What am I Striving for as a Parent?
February 20, 2014
Posted By: Shaunescy
I read a lot of mommy-blogs. No surprise, there. And I am always really drawn to the ones that have some heart or mirror a message that I am trying to share and learn for myself.
This is a link to a blog that talks about all the "shoulds" that we pile on ourselves, parental guilt, when we really just need to be the parent that we are. It is a really good piece. But, I keep thinking about something that she wrote. It was her jumping off place for her blog and one of her assertions keeps clanging around in my head.
"You know , says the voice in my head.. .
You should stop telling her about how tired you are – it’s teaching her to put others needs ahead of her own."
Dang. That is a hard feeling. I know that our self talk is sometimes a bit crazy especially, when we're in that survivor-mode of sleep deprivation. And of course when a kid can't sleep, telling them that you are tired is not always effective. That isn't what I am stuck on. It is her initial supposition that has my attention.
I keep thinking about the underlying message of what we are teaching our kids about the world and their place in it. And I am not the most evolved person on the planet, but it never would even occur to me that I was damaging my kid by expressing that I was tired. Or that by expressing that my needs or the needs of others should be considered, would be a negative to teach. Hmmn. . .

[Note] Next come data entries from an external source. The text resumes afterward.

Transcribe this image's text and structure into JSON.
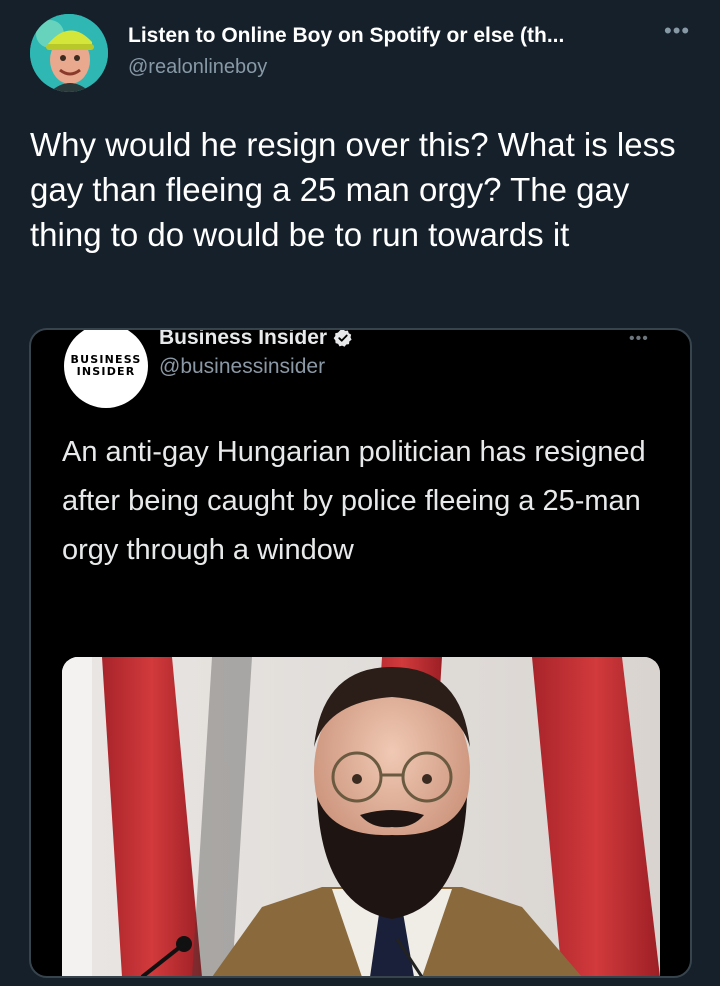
{
  "tweet": {
    "display_name": "Listen to Online Boy on Spotify or else (th...",
    "handle": "@realonlineboy",
    "text": "Why would he resign over this? What is less gay than fleeing a 25 man orgy? The gay thing to do would be to run towards it",
    "more_icon": "ellipsis-icon"
  },
  "embedded_tweet": {
    "logo_line1": "BUSINESS",
    "logo_line2": "INSIDER",
    "display_name": "Business Insider",
    "handle": "@businessinsider",
    "verified_icon": "verified-badge-icon",
    "text": "An anti-gay Hungarian politician has resigned after being caught by police fleeing a 25-man orgy through a window",
    "more_icon": "ellipsis-icon"
  },
  "colors": {
    "background": "#15202b",
    "secondary_text": "#8899a6",
    "embed_background": "#000000",
    "verified": "#1d9bf0"
  }
}
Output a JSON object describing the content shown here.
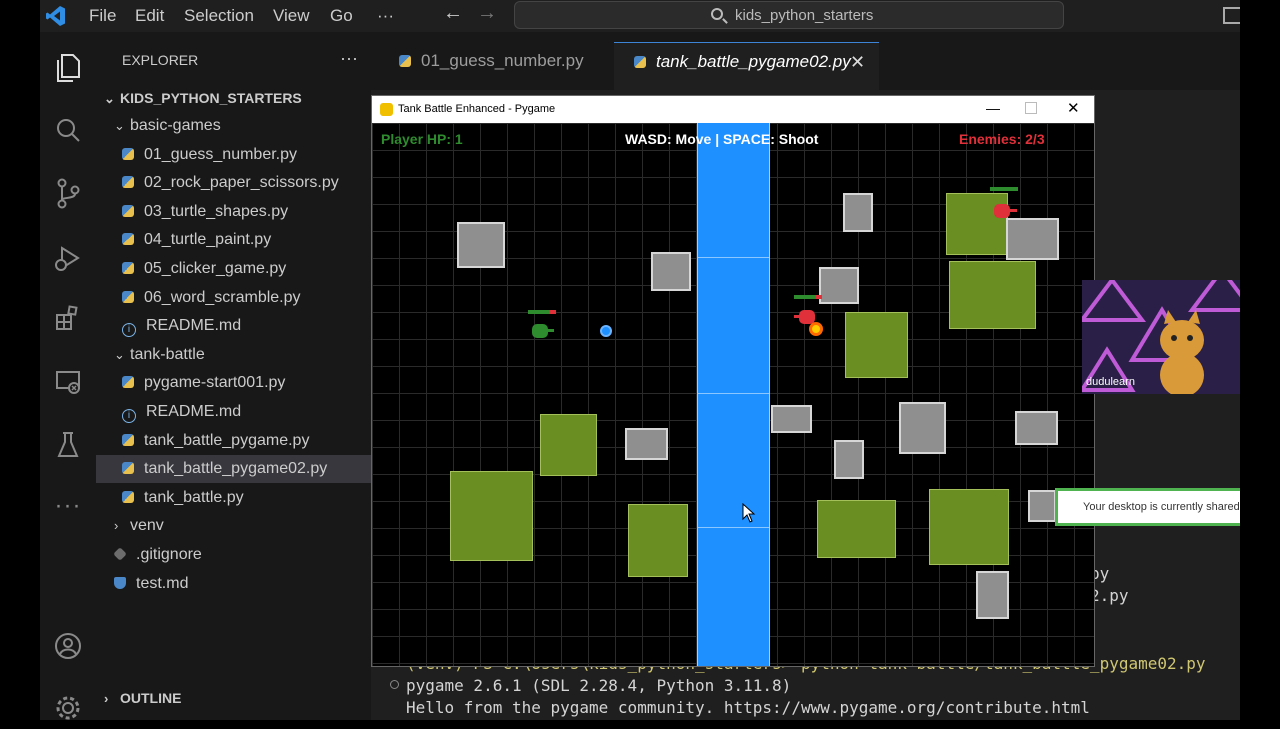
{
  "titlebar": {
    "menu": [
      "File",
      "Edit",
      "Selection",
      "View",
      "Go",
      "···"
    ],
    "search_text": "kids_python_starters"
  },
  "activity_icons": [
    "files-icon",
    "search-icon",
    "source-control-icon",
    "run-debug-icon",
    "extensions-icon",
    "remote-explorer-icon",
    "testing-icon",
    "more-icon",
    "account-icon",
    "settings-icon"
  ],
  "sidebar": {
    "header": "EXPLORER",
    "more": "···",
    "root": "KIDS_PYTHON_STARTERS",
    "items": [
      {
        "label": "basic-games",
        "kind": "folder-open",
        "indent": 1
      },
      {
        "label": "01_guess_number.py",
        "kind": "py",
        "indent": 2
      },
      {
        "label": "02_rock_paper_scissors.py",
        "kind": "py",
        "indent": 2
      },
      {
        "label": "03_turtle_shapes.py",
        "kind": "py",
        "indent": 2
      },
      {
        "label": "04_turtle_paint.py",
        "kind": "py",
        "indent": 2
      },
      {
        "label": "05_clicker_game.py",
        "kind": "py",
        "indent": 2
      },
      {
        "label": "06_word_scramble.py",
        "kind": "py",
        "indent": 2
      },
      {
        "label": "README.md",
        "kind": "info",
        "indent": 2
      },
      {
        "label": "tank-battle",
        "kind": "folder-open",
        "indent": 1
      },
      {
        "label": "pygame-start001.py",
        "kind": "py",
        "indent": 2
      },
      {
        "label": "README.md",
        "kind": "info",
        "indent": 2
      },
      {
        "label": "tank_battle_pygame.py",
        "kind": "py",
        "indent": 2
      },
      {
        "label": "tank_battle_pygame02.py",
        "kind": "py",
        "indent": 2,
        "selected": true
      },
      {
        "label": "tank_battle.py",
        "kind": "py",
        "indent": 2
      },
      {
        "label": "venv",
        "kind": "folder-closed",
        "indent": 1
      },
      {
        "label": ".gitignore",
        "kind": "git",
        "indent": 1
      },
      {
        "label": "test.md",
        "kind": "md",
        "indent": 1
      }
    ],
    "outline": "OUTLINE"
  },
  "tabs": [
    {
      "label": "01_guess_number.py",
      "active": false
    },
    {
      "label": "tank_battle_pygame02.py",
      "active": true
    }
  ],
  "pygame": {
    "window_title": "Tank Battle Enhanced - Pygame",
    "hud_player": "Player HP: 1",
    "hud_controls": "WASD: Move | SPACE: Shoot",
    "hud_enemies": "Enemies: 2/3",
    "colors": {
      "player": "#2e8b2e",
      "enemy": "#e0303a",
      "river": "#1e90ff",
      "bush": "#6b8e23",
      "wall": "#8f8f8f"
    }
  },
  "terminal": {
    "partial_1": "py",
    "partial_2": "2.py",
    "command_line": "(venv) PS C:\\Users\\kids_python_starters> python tank-battle/tank_battle_pygame02.py",
    "line_2": "pygame 2.6.1 (SDL 2.28.4, Python 3.11.8)",
    "line_3": "Hello from the pygame community. https://www.pygame.org/contribute.html"
  },
  "webcam": {
    "name": "dudulearn"
  },
  "toast": {
    "text": "Your desktop is currently shared"
  }
}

Now don't get me wrong. My kids are my number one priority. They outrank everyone else in the world for me. But a big part of making the world a good place is being on the team. But, I have bold kids. They are not shy about expressing their needs and wishes and they out-number me. So it might just be that my more constant struggle is impressing upon them the ways that they are part of a community - in an age appropriate way of course.
Yes, they are little and they depend on me for comfort, love, food, clothing, health, transportation, entertainment, et cetera, ad infinitum. And they get all of that but, Mom gets to sit down, too.
When they were babies, I would drive myself a little frantic. A friend pointed out the airplane emergency scenario. You have to put on your own oxygen mask before you put one on your kids. That is a very extreme example. And as a mom, I know that there are many times when that doesn't ring 100% true either.
The one parental should that I think we all must aspire to is balance. Actively practicing behaviors that exhibit our values, while maintaining our humanity and sense of humor.
noun: balance ; plural noun: balances
an even distribution of weight enabling someone or something to remain upright and steady.